3.     Screw the NCAA.  This should be one we can all agree on. You can’t root for VCU, because if they win, the NCAA will have undeniable leverage to increase the field even further, thus even further diluting the importance of the regular season in an effort to print more dollars.  You can’t root for Kentucky or UConn because that’s equivalent to approving the underwhelming sanctions the NCAA has imposed on two coaches who don’t feel the need to play on a level court.

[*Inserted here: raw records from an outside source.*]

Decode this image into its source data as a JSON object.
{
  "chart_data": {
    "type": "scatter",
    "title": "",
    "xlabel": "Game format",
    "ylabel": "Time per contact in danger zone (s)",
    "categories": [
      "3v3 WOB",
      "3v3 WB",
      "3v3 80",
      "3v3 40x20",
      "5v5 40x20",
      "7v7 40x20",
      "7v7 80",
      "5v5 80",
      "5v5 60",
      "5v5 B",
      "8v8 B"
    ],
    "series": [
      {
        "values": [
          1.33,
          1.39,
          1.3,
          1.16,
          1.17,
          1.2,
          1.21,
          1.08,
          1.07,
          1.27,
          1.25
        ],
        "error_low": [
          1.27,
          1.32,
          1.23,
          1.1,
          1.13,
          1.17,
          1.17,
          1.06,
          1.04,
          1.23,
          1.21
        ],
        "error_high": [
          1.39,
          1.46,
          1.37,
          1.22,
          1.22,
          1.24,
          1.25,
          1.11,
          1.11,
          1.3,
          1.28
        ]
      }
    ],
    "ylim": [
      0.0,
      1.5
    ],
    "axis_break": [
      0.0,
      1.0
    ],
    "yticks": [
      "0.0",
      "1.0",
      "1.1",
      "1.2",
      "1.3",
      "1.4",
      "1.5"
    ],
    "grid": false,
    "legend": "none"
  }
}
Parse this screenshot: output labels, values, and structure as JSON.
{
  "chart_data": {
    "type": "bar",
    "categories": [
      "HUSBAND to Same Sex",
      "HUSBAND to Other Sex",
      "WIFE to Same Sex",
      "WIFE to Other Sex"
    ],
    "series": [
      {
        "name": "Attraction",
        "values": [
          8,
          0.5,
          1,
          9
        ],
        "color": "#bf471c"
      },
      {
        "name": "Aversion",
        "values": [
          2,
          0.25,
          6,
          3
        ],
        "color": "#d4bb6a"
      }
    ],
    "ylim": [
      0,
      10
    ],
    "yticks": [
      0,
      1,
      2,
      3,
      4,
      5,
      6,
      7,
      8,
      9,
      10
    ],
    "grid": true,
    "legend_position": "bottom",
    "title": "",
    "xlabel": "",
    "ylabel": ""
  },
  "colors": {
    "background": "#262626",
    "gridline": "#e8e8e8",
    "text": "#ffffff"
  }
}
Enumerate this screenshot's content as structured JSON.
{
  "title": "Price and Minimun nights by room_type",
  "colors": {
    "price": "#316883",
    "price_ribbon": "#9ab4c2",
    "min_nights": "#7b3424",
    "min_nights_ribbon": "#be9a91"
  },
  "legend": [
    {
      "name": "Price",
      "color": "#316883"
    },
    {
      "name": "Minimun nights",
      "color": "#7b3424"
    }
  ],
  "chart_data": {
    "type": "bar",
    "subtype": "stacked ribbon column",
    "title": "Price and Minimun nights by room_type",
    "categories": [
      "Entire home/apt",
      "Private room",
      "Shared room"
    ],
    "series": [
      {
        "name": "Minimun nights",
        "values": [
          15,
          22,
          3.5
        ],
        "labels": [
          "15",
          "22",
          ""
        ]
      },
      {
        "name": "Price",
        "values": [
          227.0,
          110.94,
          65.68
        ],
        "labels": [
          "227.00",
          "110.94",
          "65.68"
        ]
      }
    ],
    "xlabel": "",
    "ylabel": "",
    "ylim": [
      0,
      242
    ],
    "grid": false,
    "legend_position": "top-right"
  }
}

I don’t know Brad Stevens and I won’t make the unsubstantiated claim that Butler’s program is squeaky-clean.  I might not be the best judge of class out there (this is a guy who used to worship Coach K and vilify Dean Smith as a child. I was such an idiot!) So I’ll try not to incorporate the fact that they just seem like such a nice group of gentlemen into my argument (too late).  The real reason to root for Butler isn’t the purity of the program (I still feel like it’s so pure), but the purity of its product.  The Bulldogs play the most fundamentally sound brand of basketball I’ve seen…on both sides of the court.  They play the kind of basketball that makes us watch college ranks instead of the NBA. Brad Stevens has come to grips that he is head of a college basketball program, not an NBA prep school, and his players buy into that concept fully.  You can rest assured that the focus of each member of the Butler program will be on the task at hand: a national championship, here and now. If they reach the final, the same might not be said of their opponent, especially if they draw Kentucky.  Sure, they’ll look and act like a team, but I have to think that thoughts of dollar signs and NBA lottery status enters into the heads of their stars this week.  For that reason, if you find yourself rooting for Butler down the stretch of a close game on Monday night, don’t be surprised if your side comes out on top.